File descriptors where initially designed to work with files, which are
non-streaming. However, many hardware devices such as keyboards, trackballs,
and network connections are streaming. Data comes in at a constant rate and
it is impractical to save more than a small piece of it (that data which just
came in) at a time. For such devices the lseek()
function makes
little sense. By convention Unix does not prevent an application from calling
lseek()
on such devices, but the call will always return -1. A
good test to see if a file descriptor is associated with a streaming device
is to call lseek()
on it and see if it fails for no apparent
reason.
In Unix several processes can access the same file object at once or in
sequence using different file descriptors. If all those processes wish to do
reads and writes in a synchronized manner a coonvention must be chosen:
either the file descriptor can keep track of the process's position in the
file or the file object can keep track of the process's position in a file.

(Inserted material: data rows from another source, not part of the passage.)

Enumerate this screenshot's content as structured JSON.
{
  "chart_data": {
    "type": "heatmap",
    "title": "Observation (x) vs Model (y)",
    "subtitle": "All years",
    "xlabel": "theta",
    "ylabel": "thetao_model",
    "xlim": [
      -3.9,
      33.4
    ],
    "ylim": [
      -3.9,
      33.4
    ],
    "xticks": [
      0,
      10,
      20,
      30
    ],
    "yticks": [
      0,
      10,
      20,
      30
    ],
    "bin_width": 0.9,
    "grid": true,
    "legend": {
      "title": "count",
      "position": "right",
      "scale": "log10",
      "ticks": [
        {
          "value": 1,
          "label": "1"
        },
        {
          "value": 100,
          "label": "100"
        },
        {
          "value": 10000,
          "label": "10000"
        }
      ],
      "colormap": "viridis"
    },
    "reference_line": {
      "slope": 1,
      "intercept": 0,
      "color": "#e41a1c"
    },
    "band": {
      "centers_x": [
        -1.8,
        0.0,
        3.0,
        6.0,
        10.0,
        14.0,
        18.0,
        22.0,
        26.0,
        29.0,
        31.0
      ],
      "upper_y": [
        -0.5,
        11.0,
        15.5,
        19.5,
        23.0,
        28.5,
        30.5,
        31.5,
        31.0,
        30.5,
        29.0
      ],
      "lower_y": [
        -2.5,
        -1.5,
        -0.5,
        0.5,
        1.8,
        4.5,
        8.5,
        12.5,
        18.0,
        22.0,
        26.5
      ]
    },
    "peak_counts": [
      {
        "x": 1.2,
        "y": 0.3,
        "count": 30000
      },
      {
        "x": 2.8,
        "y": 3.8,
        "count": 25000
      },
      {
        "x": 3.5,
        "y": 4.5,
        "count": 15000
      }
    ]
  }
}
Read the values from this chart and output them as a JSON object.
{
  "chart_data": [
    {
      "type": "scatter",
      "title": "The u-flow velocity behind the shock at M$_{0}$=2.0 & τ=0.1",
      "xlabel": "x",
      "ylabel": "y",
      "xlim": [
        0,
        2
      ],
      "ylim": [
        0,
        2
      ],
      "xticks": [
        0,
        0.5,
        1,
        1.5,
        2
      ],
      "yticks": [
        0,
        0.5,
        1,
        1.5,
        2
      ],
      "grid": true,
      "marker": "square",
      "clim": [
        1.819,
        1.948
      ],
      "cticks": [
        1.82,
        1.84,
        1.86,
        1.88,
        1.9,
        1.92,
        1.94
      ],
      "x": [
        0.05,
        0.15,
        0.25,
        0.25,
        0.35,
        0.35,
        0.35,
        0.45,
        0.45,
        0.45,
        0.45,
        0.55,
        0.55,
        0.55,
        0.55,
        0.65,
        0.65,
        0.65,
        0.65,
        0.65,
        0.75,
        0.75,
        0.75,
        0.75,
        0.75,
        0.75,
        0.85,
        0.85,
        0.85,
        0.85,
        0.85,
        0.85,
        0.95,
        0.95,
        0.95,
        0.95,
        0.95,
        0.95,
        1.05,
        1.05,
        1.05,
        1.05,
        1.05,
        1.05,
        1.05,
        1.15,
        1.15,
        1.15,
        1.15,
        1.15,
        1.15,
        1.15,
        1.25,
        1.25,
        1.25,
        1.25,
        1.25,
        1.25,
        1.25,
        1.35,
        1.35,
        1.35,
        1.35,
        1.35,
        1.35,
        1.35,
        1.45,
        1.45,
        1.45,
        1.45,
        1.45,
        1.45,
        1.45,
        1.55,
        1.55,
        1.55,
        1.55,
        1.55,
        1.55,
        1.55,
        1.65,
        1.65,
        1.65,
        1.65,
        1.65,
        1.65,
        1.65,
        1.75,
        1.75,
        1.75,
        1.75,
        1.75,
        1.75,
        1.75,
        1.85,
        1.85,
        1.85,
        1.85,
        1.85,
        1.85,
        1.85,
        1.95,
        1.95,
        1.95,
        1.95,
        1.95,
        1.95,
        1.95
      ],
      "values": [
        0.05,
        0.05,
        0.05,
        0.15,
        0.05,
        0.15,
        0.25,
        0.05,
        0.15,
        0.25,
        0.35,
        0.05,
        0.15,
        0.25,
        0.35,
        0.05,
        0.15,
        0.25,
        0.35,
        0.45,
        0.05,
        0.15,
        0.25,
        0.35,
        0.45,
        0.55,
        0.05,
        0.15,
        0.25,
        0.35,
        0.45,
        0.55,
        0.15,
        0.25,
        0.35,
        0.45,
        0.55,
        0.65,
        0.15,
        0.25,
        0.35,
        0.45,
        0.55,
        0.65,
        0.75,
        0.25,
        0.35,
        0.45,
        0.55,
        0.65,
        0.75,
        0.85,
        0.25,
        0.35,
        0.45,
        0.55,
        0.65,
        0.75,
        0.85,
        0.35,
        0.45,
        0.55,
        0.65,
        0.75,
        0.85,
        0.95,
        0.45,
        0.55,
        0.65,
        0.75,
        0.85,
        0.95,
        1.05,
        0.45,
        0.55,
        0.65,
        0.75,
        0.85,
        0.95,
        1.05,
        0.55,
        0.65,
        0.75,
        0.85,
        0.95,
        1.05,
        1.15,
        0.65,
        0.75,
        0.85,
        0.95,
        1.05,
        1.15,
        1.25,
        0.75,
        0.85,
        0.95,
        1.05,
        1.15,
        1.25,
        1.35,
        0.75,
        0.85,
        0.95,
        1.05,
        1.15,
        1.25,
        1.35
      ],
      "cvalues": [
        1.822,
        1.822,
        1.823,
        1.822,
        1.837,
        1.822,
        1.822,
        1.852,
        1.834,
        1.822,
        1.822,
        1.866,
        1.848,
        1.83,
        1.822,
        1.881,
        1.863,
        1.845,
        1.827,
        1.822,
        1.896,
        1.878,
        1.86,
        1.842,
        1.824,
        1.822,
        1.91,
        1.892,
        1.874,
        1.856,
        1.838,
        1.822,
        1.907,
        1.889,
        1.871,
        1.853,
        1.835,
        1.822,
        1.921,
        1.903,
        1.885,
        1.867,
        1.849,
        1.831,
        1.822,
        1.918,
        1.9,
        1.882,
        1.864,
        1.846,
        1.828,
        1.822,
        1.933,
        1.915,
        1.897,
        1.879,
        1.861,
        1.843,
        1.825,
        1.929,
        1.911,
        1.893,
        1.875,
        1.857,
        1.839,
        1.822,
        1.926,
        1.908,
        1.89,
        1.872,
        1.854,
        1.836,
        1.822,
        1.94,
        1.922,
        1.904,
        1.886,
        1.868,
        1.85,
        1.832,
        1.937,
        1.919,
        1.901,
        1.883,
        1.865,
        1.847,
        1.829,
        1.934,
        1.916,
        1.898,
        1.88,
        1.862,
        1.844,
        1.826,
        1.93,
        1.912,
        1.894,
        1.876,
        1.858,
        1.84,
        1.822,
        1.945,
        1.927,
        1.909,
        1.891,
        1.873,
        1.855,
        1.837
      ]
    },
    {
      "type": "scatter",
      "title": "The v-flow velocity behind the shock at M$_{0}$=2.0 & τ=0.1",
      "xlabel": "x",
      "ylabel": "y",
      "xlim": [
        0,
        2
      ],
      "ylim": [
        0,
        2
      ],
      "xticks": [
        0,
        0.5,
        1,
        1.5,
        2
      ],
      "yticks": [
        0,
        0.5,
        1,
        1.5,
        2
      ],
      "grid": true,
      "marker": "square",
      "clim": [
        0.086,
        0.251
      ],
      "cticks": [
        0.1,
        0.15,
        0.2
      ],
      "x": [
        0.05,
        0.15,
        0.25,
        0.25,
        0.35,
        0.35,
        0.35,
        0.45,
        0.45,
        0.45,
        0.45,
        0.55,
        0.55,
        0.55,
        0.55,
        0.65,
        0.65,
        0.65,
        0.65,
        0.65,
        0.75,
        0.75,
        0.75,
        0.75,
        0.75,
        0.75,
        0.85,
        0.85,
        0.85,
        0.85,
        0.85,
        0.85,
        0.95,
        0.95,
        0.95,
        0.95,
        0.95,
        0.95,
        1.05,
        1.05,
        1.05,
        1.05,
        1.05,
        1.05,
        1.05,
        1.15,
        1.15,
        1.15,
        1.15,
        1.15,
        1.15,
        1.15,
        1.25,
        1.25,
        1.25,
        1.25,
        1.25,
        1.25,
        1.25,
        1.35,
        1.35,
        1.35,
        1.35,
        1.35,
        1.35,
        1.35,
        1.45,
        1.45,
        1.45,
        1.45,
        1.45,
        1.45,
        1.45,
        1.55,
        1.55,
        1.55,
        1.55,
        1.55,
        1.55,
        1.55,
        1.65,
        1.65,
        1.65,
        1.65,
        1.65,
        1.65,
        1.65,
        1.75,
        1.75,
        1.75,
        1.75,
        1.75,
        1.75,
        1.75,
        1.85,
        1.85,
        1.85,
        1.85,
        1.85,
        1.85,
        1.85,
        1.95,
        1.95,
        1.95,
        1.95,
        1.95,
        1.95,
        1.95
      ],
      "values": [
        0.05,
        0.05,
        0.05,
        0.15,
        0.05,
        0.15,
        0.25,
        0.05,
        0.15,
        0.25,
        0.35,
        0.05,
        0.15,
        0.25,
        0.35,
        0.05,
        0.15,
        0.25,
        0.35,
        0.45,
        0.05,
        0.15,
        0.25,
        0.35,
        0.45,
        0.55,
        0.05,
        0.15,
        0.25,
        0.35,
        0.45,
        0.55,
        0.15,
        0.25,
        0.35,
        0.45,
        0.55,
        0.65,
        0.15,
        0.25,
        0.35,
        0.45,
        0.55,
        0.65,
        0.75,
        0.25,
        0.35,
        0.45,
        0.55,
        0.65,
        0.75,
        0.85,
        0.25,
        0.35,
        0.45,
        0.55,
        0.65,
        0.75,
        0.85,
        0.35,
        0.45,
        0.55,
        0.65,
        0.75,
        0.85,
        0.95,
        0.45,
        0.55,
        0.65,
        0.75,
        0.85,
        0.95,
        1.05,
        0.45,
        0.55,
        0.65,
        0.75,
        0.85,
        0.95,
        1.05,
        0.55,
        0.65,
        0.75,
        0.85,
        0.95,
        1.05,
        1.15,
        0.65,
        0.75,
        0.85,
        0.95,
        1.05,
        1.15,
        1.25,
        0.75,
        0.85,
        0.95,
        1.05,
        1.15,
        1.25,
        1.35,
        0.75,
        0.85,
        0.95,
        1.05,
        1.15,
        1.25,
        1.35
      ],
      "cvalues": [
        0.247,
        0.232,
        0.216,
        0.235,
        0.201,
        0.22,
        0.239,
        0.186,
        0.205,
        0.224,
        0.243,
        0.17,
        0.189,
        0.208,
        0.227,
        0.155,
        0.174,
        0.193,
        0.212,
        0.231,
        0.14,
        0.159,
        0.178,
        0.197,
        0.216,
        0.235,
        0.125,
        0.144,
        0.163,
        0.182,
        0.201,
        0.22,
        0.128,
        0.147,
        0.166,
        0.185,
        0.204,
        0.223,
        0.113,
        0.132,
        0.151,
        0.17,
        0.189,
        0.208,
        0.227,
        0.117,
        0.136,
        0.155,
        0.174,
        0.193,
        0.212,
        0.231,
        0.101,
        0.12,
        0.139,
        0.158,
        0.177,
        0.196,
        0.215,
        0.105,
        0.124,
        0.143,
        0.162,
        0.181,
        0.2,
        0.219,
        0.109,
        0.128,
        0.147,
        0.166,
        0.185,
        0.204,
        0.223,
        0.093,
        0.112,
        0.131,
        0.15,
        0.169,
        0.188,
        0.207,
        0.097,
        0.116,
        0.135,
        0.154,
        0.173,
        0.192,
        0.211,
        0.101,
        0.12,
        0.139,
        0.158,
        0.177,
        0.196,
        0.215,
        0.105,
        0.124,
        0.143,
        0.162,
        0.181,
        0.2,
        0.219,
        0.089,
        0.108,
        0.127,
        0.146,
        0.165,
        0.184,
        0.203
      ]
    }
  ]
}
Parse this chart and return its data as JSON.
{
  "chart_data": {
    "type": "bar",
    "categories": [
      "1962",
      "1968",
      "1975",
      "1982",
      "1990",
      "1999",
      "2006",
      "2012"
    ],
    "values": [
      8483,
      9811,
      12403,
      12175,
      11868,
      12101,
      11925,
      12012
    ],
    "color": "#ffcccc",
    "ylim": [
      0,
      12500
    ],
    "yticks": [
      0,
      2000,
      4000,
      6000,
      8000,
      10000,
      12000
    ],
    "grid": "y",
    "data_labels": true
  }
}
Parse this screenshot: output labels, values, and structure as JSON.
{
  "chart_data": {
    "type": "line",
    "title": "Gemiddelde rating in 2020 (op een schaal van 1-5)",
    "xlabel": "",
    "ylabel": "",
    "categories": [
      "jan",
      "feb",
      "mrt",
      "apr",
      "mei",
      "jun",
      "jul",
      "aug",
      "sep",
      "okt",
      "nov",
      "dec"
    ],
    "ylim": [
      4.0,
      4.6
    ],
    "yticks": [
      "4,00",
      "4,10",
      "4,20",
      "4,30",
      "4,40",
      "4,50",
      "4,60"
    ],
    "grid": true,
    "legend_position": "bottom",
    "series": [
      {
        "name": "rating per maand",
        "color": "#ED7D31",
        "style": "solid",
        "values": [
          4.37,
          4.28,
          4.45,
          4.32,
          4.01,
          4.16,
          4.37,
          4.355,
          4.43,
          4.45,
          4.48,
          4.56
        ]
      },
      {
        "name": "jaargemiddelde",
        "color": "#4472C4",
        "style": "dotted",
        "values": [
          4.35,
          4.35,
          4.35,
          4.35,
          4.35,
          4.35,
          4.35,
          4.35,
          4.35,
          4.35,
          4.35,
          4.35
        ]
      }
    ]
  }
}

Both ways have their advantages. If the file descriptor keeps track of the
process's position in the file, then several processes can read from
different places in the file at once (ignore the race condition of several
processes writing at once). However, once a process has finished and it's
file descriptors are freed the position information is lost. If the file
object keeps the current position in a file then all the processes have to
share that position, but the position stays the same if any one process
exits. Unix goes with the latter convention because functions like
fork()
and execvp()
make more sense if they begin
reading or writing information where the parent process left off.